Each morning, when we get up, my husband and I look at each other and remark that growing old is not for sissies. An incident Tuesday proved it. We’d been at a son’s house for dinner, and when we came out onto his back deck, it was dark and drizzling. I missed a step, and went down hard on a brick walk, fracturing my pelvis and clavicle.

I’m posting this from the hospital, and it looks as if I’ll need a couple of weeks in a rehab facility before going home. It will heal and I’ll be fine–but it will take some time, and it requires juggling a lot of commitments and inconveniencing a lot of people. (If I miss a day or two of posting–which I hope won’t happen, but may–you’ll know why.)

When something like this happens, it not only interrupts the habits and daily flow of life, it also prompts some unwelcome thinking about growing older and the fragility of life. On the other hand, it’s a reminder of what’s really important–family, friends, and meaningful work.

But you can never entirely take the nerdiness out of someone who teaches public policy, so this was also an occasion to be grateful for good health insurance, and to wonder–once again–why efforts to extend that same peace of mind to others evokes so much resistance. A fall like mine could bankrupt someone without coverage–a missed step on a rainy night could mean loss of a home, savings, the ability to send a child to college.

Why would anyone fight to continue a system like that?

On Facebook a couple of days ago, someone posted a picture of a hat shaped like the one Donald Trump has been wearing–the one he emblazoned with “Make America Great Again.” This one, however, had a different ¬†and far better sentiment.

Make America Kind Again.

67 thoughts on “Growing Old is Not for Sissies….

  1. Sheila, please hurry and get well!
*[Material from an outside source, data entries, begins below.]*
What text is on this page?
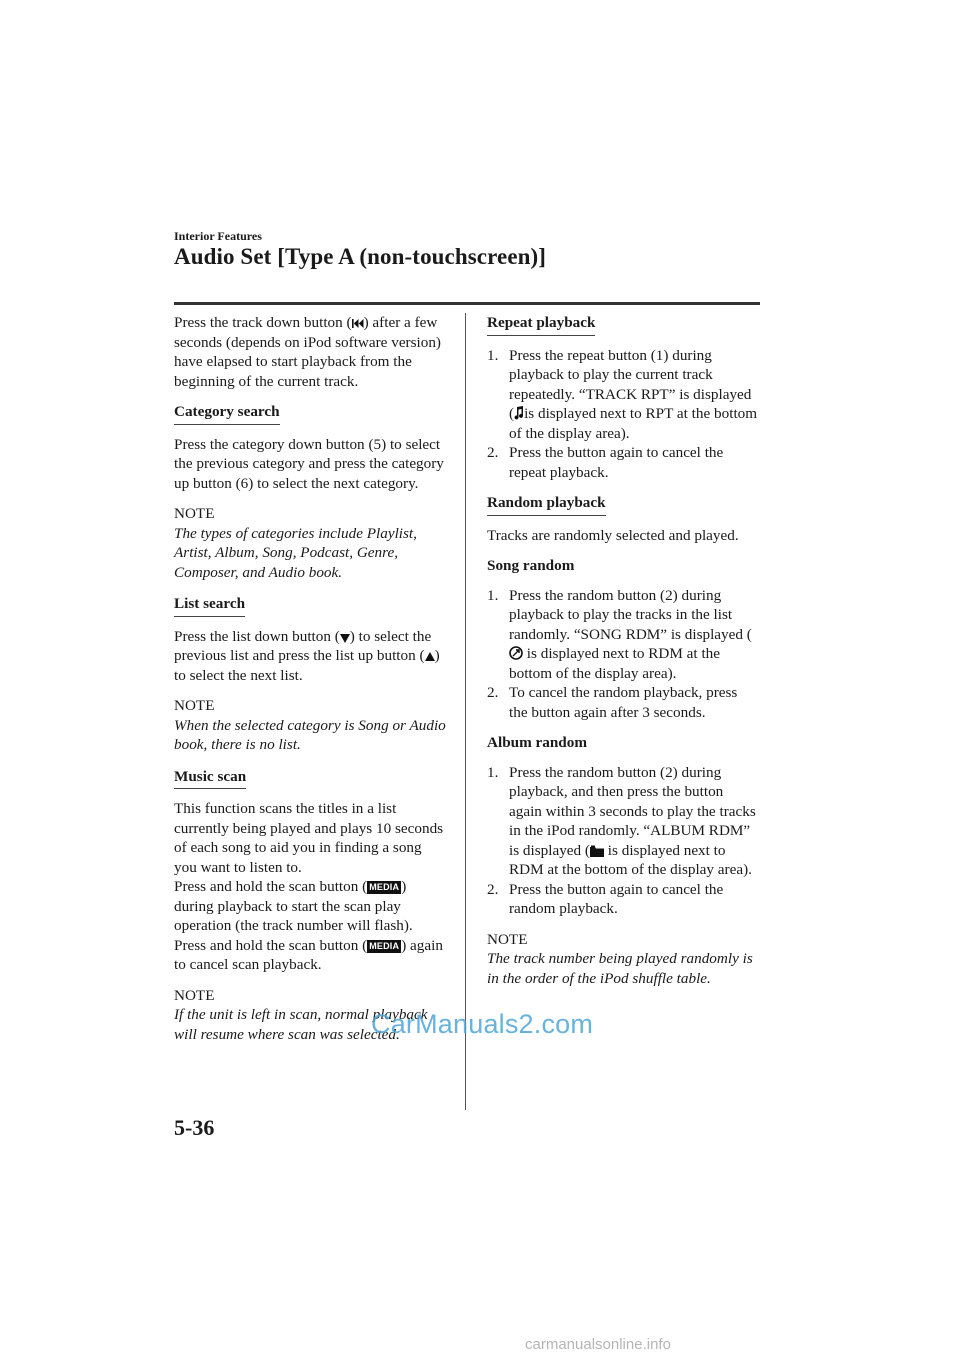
Interior Features
Audio Set [Type A (non-touchscreen)]

Press the track down button ( ) after a few seconds (depends on iPod software version) have elapsed to start playback from the beginning of the current track.

Category search

Press the category down button (5) to select the previous category and press the category up button (6) to select the next category.

NOTE
The types of categories include Playlist, Artist, Album, Song, Podcast, Genre, Composer, and Audio book.
List search

Press the list down button ( ) to select the previous list and press the list up button ( ) to select the next list.

NOTE
When the selected category is Song or Audio book, there is no list.
Music scan

This function scans the titles in a list currently being played and plays 10 seconds of each song to aid you in finding a song you want to listen to.

Press and hold the scan button ( MEDIA ) during playback to start the scan play operation (the track number will flash).

Press and hold the scan button ( MEDIA ) again to cancel scan playback.

NOTE
If the unit is left in scan, normal playback will resume where scan was selected.
Repeat playback
1. Press the repeat button (1) during playback to play the current track repeatedly. “TRACK RPT” is displayed ( is displayed next to RPT at the bottom of the display area).
2. Press the button again to cancel the repeat playback.
Random playback

Tracks are randomly selected and played.

Song random
1. Press the random button (2) during playback to play the tracks in the list randomly. “SONG RDM” is displayed ( is displayed next to RDM at the bottom of the display area).
2. To cancel the random playback, press the button again after 3 seconds.
Album random
1. Press the random button (2) during playback, and then press the button again within 3 seconds to play the tracks in the iPod randomly. “ALBUM RDM” is displayed ( is displayed next to RDM at the bottom of the display area).
2. Press the button again to cancel the random playback.
NOTE
The track number being played randomly is in the order of the iPod shuffle table.
CarManuals2.com
5-36
carmanualsonline.info
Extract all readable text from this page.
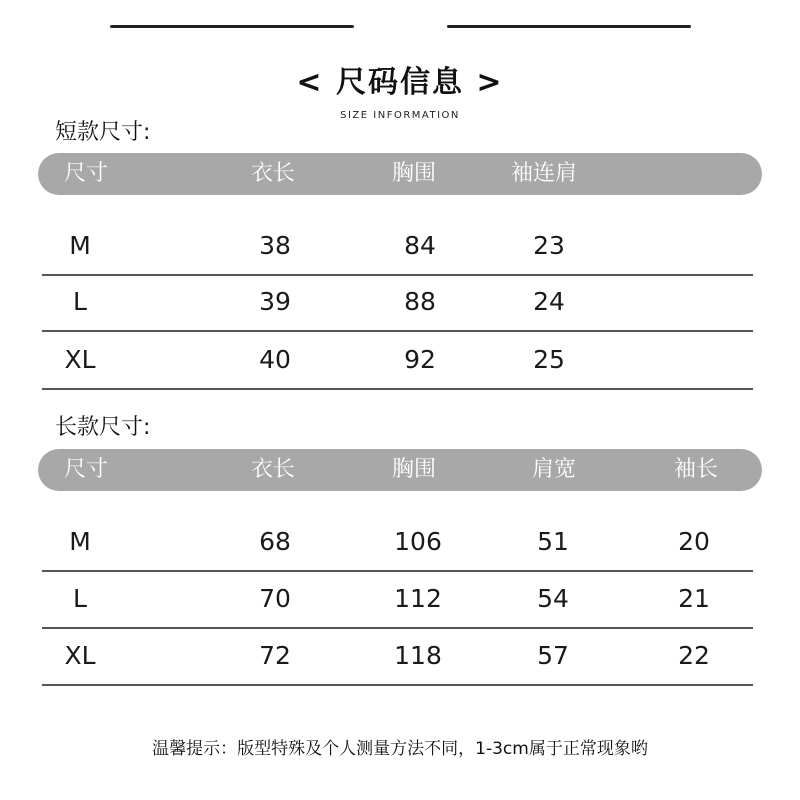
< 尺码信息 >
SIZE INFORMATION
短款尺寸:
尺寸	衣长	胸围	袖连肩
M	38	84	23
L	39	88	24
XL	40	92	25
长款尺寸:
尺寸	衣长	胸围	肩宽	袖长
M	68	106	51	20
L	70	112	54	21
XL	72	118	57	22
温馨提示：版型特殊及个人测量方法不同，1-3cm属于正常现象哟
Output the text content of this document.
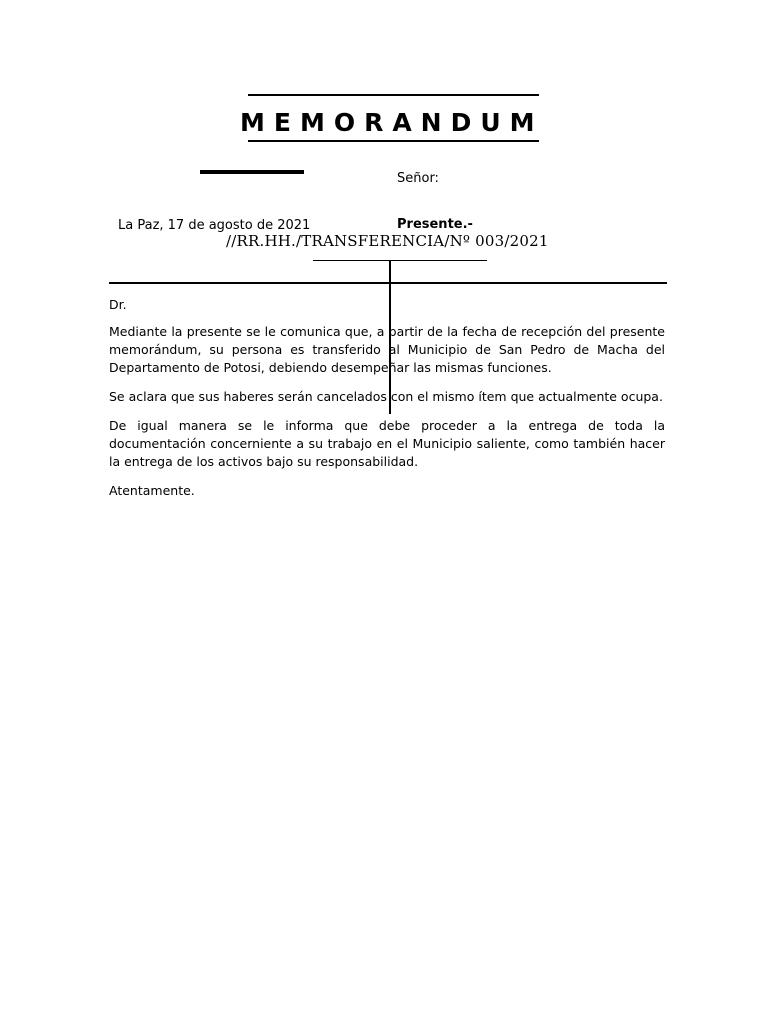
MEMORANDUM
Señor:
La Paz, 17 de agosto de 2021	Presente.-
//RR.HH./TRANSFERENCIA/Nº 003/2021

Dr.

Mediante la presente se le comunica que, a partir de la fecha de recepción del presente memorándum, su persona es transferido al Municipio de San Pedro de Macha del Departamento de Potosi, debiendo desempeñar las mismas funciones.

Se aclara que sus haberes serán cancelados con el mismo ítem que actualmente ocupa.

De igual manera se le informa que debe proceder a la entrega de toda la documentación concerniente a su trabajo en el Municipio saliente, como también hacer la entrega de los activos bajo su responsabilidad.

Atentamente.
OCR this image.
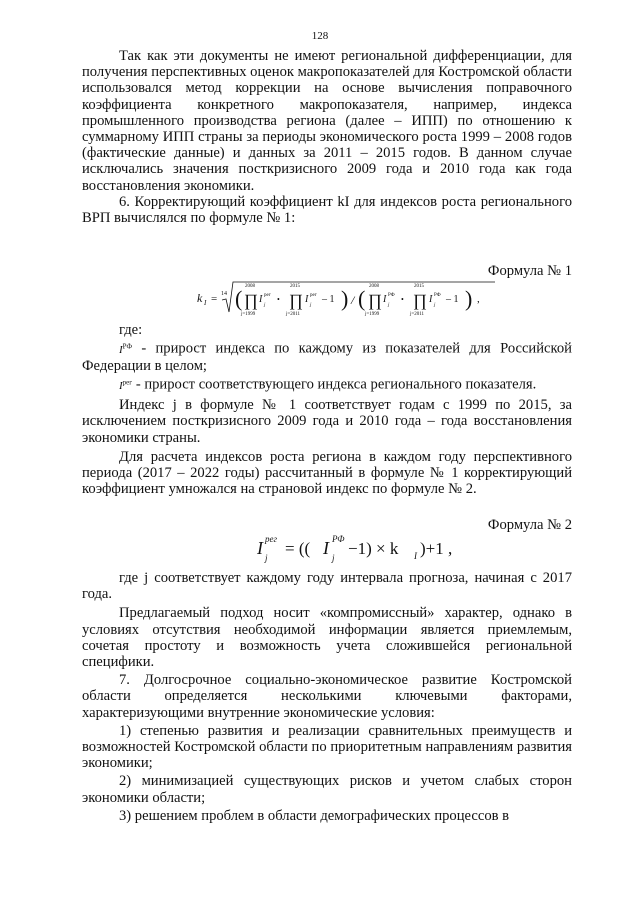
128

Так как эти документы не имеют региональной дифференциации, для получения перспективных оценок макропоказателей для Костромской области использовался метод коррекции на основе вычисления поправочного коэффициента конкретного макропоказателя, например, индекса промышленного производства региона (далее – ИПП) по отношению к суммарному ИПП страны за периоды экономического роста 1999 – 2008 годов (фактические данные) и данных за 2011 – 2015 годов. В данном случае исключались значения посткризисного 2009 года и 2010 года как года восстановления экономики.

6. Корректирующий коэффициент kI для индексов роста регионального ВРП вычислялся по формуле № 1:

Формула № 1
k I = 14 ( 2008
∏
j=1999
I рег
j
•
2015
∏
j=2011
I рег
j
– 1 ) / ( 2008
∏
j=1999
I РФ
j
•
2015
∏
j=2011
I РФ
j
– 1 ) ,

где:

$I^{РФ}$ - прирост индекса по каждому из показателей для Российской Федерации в целом;

$I^{рег}$ - прирост соответствующего индекса регионального показателя.

Индекс j в формуле № 1 соответствует годам с 1999 по 2015, за исключением посткризисного 2009 года и 2010 года – года восстановления экономики страны.

Для расчета индексов роста региона в каждом году перспективного периода (2017 – 2022 годы) рассчитанный в формуле № 1 корректирующий коэффициент умножался на страновой индекс по формуле № 2.

Формула № 2
I рег
j = (( I РФ
j −1) × k I )+1 ,

где j соответствует каждому году интервала прогноза, начиная с 2017 года.

Предлагаемый подход носит «компромиссный» характер, однако в условиях отсутствия необходимой информации является приемлемым, сочетая простоту и возможность учета сложившейся региональной специфики.

7. Долгосрочное социально-экономическое развитие Костромской области определяется несколькими ключевыми факторами, характеризующими внутренние экономические условия:

1) степенью развития и реализации сравнительных преимуществ и возможностей Костромской области по приоритетным направлениям развития экономики;

2) минимизацией существующих рисков и учетом слабых сторон экономики области;

3) решением проблем в области демографических процессов в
You are our daily dose of rational in an otherwise crazy and topsy-turvy world! Wishing you the best, along with all these other admirers of yours!

  2. No kidding!
    Maybe down, but not out. Thoughtful voices like yours are essential. We await your next post, though we can’t be demanding at a time like this. Heal well.

  3. Sorry to hear of your fall, Sheila — hope you get better soon and return to full action…
    Andy Emerson

  4. Shelia: My best for a speedy recovery. I have had the same thoughts on many occasions. We are fortunate to have the health insurance we need. All Americans should feel as secure. Amen. Ruel

  5. I wholeheartedly agree with your statements and point of view. Get well soon!

  6. Yikes!!
    All the best to you in your recovery! As someone who spent 14 years working on an inpatient rehab unit I absolutely agree with the commenter who said to always take your pain medication before therapy. (Preferably a half an hour or so before you begin!)

    Push yourself, but be kind to yourself right now and you’ll be up and running the show again before you know it!

  7. Wishing you a speedy, recovery! Get some rest and kno that we are all thinking about you!

  8. Hmmm. Topics been on my mind very heavily. Growing old is certainly not for sissies – but it beats alternatives. Sounds like a near miss and somewhat lucky it wasn’t worse. See ya soon and follow directions as long as you can stand it. Hmmm

  9. As a high school teacher I constantly tell my students being a grownup is so overrated. Don’t rush take your time enjoy being a teenage, a lot of times its not fun being an adult. And now with regards to getting old OMG! you are so right it is not for sissies, at times it really sucks. My mind say jump, run and my body says ” you better not, if you know what’s good for you”, lol- get well soon and remember the struggle continues.

  10. No way a tumble and broken bones could keep you down! Still, sending healing thoughts and good juju for a speedy recovery.

  11. I took a fall last year that required my first trip in an ambulance. What was scary was the realization that this could have easily happened at time when I was alone and invisible to anyone else. I was thankful to have my husband there. Consider all the elderly women who live alone. I begin to understand their fear and anxiety. Getting old is not for the faint of heart.

    I hope your recovery is swift and as painless as possible.

  12. Take care and get well soon. I so agree with you and wonder how people who campaign on getting rid of Obamacare can live with themselves. I know it isn’t perfect, but it is better than what was before. Let’s work on fine-tuning it and vote against those that have convinced the people that need healthcare most to vote against those that support it.

  13. Thank you, Sheila, for your thoughtful, intelligent and often instructive blog posts. I love reading and learning from you.